Nicolas Fink war zwölf Jahre alt, als er das erste Mal in einem Chor gesungen hat – „eine Offenbarung“, wie er sagt. Doch zwei Wochen vor dem Konzert dann der Schreck: Der Stimmbruch setzte ein. Dieses „Trauma“, erzählt er heute lachend, habe er überwunden, indem er vier Jahre später begann, Chöre zu leiten. Nach seinem Schulabschluss studierte Fink zunächst Operngesang und Dirigieren. Doch schnell wurde dem Schweizer klar, dass er nicht als Bariton Karriere machen wollte. Zu sehr habe er die musikalischen Prozesse nicht aus der Sänger-, sondern aus der Leitungsperspektive beurteilt. Später öffnete ihm ein Meisterkurs mit einem Profi-Rundfunkchor die Augen: „In der Oper gibt es mit Bühnenbild, Inszenierung und Kostümen so viele Faktoren, zwischen denen man navigieren muss. Das ist beim Chor nicht so. Ich bin begeistert von der Kompromisslosigkeit in der Suche nach Qualität und Perfektion im Chorgesang.“ Er liebe es, mit den Sängern zu arbeiten, einen Klang zu entwickeln und eine Vision zu vermitteln.
Seither hat Nicolas Fink diesen Weg unbeirrt verfolgt und tritt mit Beginn dieser Spielzeit seine Stelle als Chefdirigent des WDR Rundfunkchors an. Aufgrund der Coronapandemie gestaltet sich sein Einstand ganz anders als geplant. „Natürlich hätte ich mir die Umstände meines Amtsantritts anders gewünscht. Inzwischen habe ich mich aber arrangiert und versuche, die Chancen dieser außergewöhnlichen Situation zu erkennen.“ Dinge zu hinterfragen, die jahrelang selbstverständlich waren, überhaupt den Sinn seiner Tätigkeit zu hinterfragen finde er spannend. Dennoch kann mindestens bis zum Ende des Jahres keine reguläre Probe stattfinden. Und auch für sein Antrittskonzert kann Fink nicht mehr mit der vollen Besetzung arbeiten. Stattdessen setzt er jetzt auf Repertoire, das für kleiner besetzte Ensembles geeignet ist.

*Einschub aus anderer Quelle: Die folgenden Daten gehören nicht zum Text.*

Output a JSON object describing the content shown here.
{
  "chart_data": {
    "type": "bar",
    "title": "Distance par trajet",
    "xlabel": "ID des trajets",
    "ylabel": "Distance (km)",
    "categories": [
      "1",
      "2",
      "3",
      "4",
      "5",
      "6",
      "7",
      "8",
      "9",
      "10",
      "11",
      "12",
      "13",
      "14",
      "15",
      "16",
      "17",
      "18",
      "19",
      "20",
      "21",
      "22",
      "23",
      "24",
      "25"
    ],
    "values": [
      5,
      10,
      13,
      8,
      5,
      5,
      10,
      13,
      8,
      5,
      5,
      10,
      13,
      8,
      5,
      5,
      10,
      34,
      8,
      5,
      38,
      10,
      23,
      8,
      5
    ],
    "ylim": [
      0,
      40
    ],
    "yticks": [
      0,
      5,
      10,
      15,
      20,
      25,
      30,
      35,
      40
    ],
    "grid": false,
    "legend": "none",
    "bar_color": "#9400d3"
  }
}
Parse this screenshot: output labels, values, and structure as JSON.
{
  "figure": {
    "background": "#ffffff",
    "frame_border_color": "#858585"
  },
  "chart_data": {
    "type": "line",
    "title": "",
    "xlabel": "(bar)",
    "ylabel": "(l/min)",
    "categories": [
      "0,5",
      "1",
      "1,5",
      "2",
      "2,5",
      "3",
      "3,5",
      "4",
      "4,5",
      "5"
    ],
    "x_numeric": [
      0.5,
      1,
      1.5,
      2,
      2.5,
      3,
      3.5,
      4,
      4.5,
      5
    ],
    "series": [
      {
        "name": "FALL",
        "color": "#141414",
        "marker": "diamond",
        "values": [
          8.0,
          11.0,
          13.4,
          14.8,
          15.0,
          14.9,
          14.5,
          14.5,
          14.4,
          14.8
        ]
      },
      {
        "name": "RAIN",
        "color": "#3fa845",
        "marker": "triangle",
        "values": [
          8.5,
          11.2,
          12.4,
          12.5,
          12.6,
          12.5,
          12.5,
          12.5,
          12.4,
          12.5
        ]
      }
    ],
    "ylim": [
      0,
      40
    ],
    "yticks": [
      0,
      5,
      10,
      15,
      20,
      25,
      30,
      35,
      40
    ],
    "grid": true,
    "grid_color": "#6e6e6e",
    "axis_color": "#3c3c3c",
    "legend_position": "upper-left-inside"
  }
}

Chorgesang neu erlebbar machen
Kein Problem für den Schweizer, der besonders durch interdisziplinäre Programme und ausgefallene Projekte hervorsticht wie den Eurovision Choir Contest, bei dem er auf der Suche nach dem besten Amateurchor Europas war. „Es ist eines meiner großen Anliegen, den Chorgesang in einem neuen Umfeld erlebbar zu machen, ohne dabei die kulturelle Aussage zu kompromittieren.“ Eines seiner Videoprojekte mit Rachmaninows „Ganznächtlicher Vigil“ verwirklichte Fink bereits mit dem WDR Rundfunkchor. Die Offenheit und Begeisterung der Sänger habe ihn schon damals sehr beeindruckt. Bei solchen Projekten komme es immer auf die Vermittlung an, erklärt er. Ideen für seine Zeit als Chefdirigent sind auch da. „Es wird sich nicht von heute auf morgen alles verändern, denn es gibt beim WDR schon viel Tolles, das ich gerne lernen und weiterpflegen möchte.“
Ein wichtiger Schritt
Nicolas Fink, der schon mit bedeutenden Dirigenten wie Simon Rattle, Herbert Blomstedt oder Riccardo Chailly und mit vielen Profichören zusammengearbeitet hat, ist ein sehr bodenständiger Mensch, der in seiner Freizeit am liebsten mit Freunden etwas essen geht. Köln wird für ihn nun die erste Station als Chefdirigent eines deutschen Profichores – mit dem er zudem schon seit zehn Jahren als Gastdirigent verbunden ist. Er kenne die Sänger und die Stärken des Chores. Dass er jetzt einen Schritt weitergehen und die Verantwortung für das Ensemble übernehmen darf, bedeutet ihm viel. Besonders lobt er die stimmlichen Möglichkeiten des Chores. Die seien vor allem seinem Vorgänger Stefan Parkman zu verdanken. „Für mich ist es ein sehr guter Zeitpunkt, das Ensemble zu übernehmen, weil ich genau in diese Richtung weitergehen und die Klang- und Farbpalette noch weiter ausbauen kann.“ Bei der Erfahrung und den Ideen, die Nicolas Fink mitbringt, dürfte das nicht lange auf sich warten lassen.